80 % Gros Manseng and 20 % Lauzet, crushed and destemmed then macerated on skins for 13 hours before pressing. Cool-fermented in stainless steel, with partial malolactic conversion, then matured on lees in tank for 5 months.
The fruit for this wine is actually grown within the appellation of Jurançon, but the vines at this site are planted at 3 000 vines per hectare, whereas the appellation Jurançon requires planting at 5 000 vines per hectare. Hence the Vin de France appellation.
'A very beautiful intensity, the nose reveals aromas of white flesh fruits along with notes of citrus and spices. In the mouth, the round and supple attack leads into a complex palate of fruity and exotic flavors. A wine of conviviality and pleasure to be appreciated as an aperitif or at the beginning of a meal. Tapas, Sushi, Brunch.' Winemaker's note.

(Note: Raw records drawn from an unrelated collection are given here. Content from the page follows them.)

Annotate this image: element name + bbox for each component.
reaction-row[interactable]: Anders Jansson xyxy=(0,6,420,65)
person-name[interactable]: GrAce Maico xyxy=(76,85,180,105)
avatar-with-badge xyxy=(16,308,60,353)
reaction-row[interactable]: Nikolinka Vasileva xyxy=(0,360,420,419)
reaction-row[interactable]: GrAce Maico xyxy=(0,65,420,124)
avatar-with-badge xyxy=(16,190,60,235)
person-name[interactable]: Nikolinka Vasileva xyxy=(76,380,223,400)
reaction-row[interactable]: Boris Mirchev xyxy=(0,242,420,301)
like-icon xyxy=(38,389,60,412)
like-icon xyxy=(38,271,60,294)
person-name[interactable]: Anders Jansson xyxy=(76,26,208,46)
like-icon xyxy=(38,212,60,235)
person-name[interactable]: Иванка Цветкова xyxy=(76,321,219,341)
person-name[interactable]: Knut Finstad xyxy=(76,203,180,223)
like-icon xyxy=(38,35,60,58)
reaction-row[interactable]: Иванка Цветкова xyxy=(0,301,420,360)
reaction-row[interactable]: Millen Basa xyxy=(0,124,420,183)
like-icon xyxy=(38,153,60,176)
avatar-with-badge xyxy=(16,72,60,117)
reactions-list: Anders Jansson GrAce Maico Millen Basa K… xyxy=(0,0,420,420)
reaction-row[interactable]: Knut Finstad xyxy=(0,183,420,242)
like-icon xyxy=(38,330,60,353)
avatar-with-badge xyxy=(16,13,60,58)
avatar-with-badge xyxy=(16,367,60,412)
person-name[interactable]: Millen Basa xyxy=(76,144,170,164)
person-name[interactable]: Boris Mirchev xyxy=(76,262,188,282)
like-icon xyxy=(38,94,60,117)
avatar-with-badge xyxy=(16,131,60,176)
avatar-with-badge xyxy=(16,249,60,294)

The appellation Jurançon is well-loved by sommeliers and found in all the best restaurants of France and around the world, yet sadly it remains off the radar for many wine lovers. Not so nearly 500 years ago when the future King of France Henry IV, was baptised in Pau with the traditional garlic and a spoonful of Jurançon wine. That year was 1553 and just five years later in 1558 a small rural property was entered into the register of lands under the name Caussapé. And it was on this property in 1980, then his parents’ farm, that Henri Ramonteau established Domaine Cauhapé.
Since those beginnings on just one hectare, Henri has built up the estate to today’s area of 43 ha and become the most renowned producer of Jurançon wines, both dry and sweet. Here, only half an hour west of Pau and 100 km from Biarritz, Domaine Cauhapé enjoys a temperate Atlantic climate in the rain-shadow of the Pyrenées. With the warm, dry föhn wind blowing in from the south and ventilating the vineyard, botrytis is not a factor. The sweet wines are made from late-harvested fruit picked from October onwards, in some years all the way into January, resulting in wines of great complexity and purity.
The estate is planted substantially to the exotic native varieties, Gros Manseng and Petit Manseng, whilst Henri has also set about reviving three other old native varieties: Camaralet de Lasseube, Lauzet and Courbu Blanc. All vine work is done by hand and all the fruit is hand-harvested and hand sorted. The sweet wines are picked in successive tries. Vinification is done in a mix of stainless steel and barrel, depending on the cuvée, but it’s Henri’s famously meticulous nature that underwrites the legendary status of the wines.